The answer would come from Russian General Aleksei Brusilov, commander of the Southwestern Front, and while his plan for a summer offensive was designed to divert Germany’s troop levels at Verdun, his plan was opposed by other generals within the Central Powers’ high command.
In the end, however, Tsar Nicolas approved Brusilov’s planned offensive, setting the stage for the most lethal battle of the war.
Brusilov’s Summer Offensive
Beginning on June the 4th, 1916, Russian artillery opened fire on Austro-Hungarian forces along a 200-mile front in present-day Western Ukraine, stretching from the Pripet marshes to the Carpathian Mountains, decimating Austro-Hungarian positions while taking 26,000 prisoners the first day alone.
During the first two days of the battle, Russian troops advanced some 47 miles across the Eastern Front, inflicting 130,000 casualties while capturing over 200,000 prisoners, forcing Central Powers leadership to divert four German divisions from the West by mid-June, which led to a French counterattack at Verdun on June 23rd, just one day before the British began their preliminary artillery assault at the Somme.

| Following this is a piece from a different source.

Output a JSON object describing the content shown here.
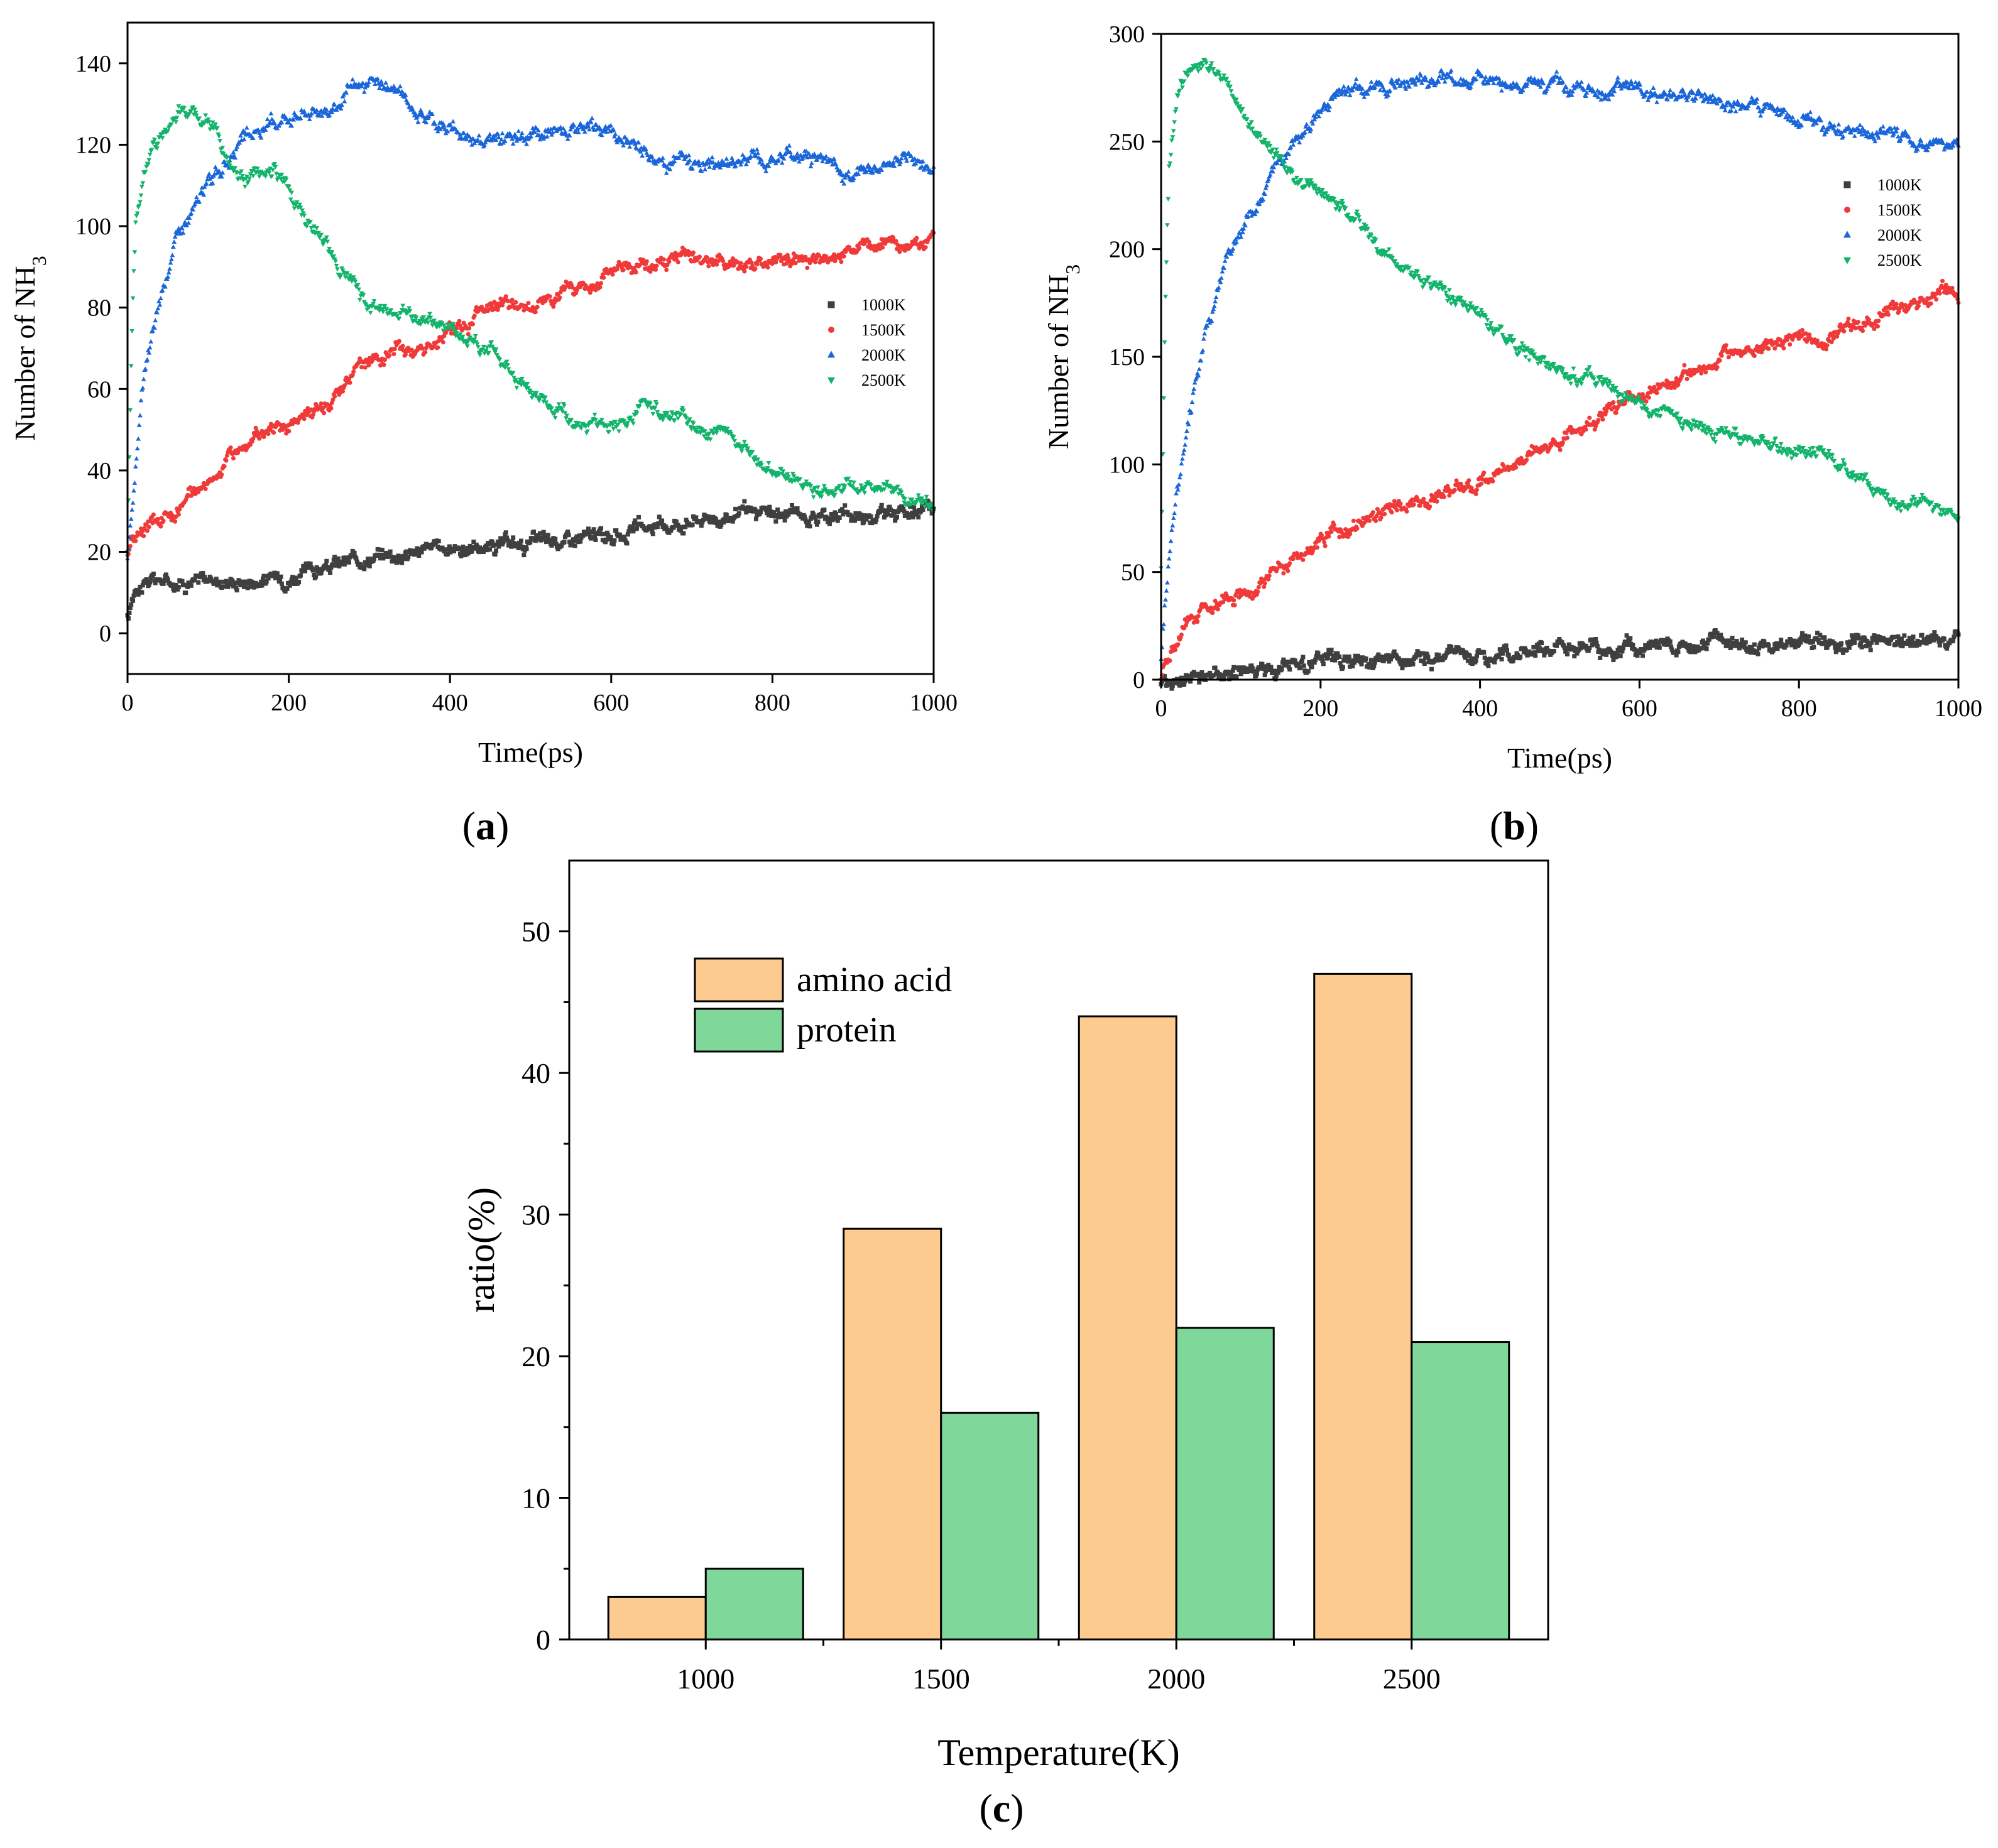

How Many Died in the Brusilov Offensive?
By the battle’s end on September 20th, 1916, the Brusilov Offensive would prove to be the largest, most lethal offensive of the war, witnessing 1 million casualties for the Russians, along with near matching casualties to the Austro-Hungarian army, or about two million total dead—plus 400,000 made prisoners of war—while giving up 15,500 square miles of territory.
Staggering Russian losses during the Brusilov Offensive would further ignite the fires of revolt back home, contributing to the Bolshevik Revolution of 1917, followed by Russia’s subsequent exit from the First World War, making the Brusilov Offensive, one of the bloodiest events during a notoriously bloody war.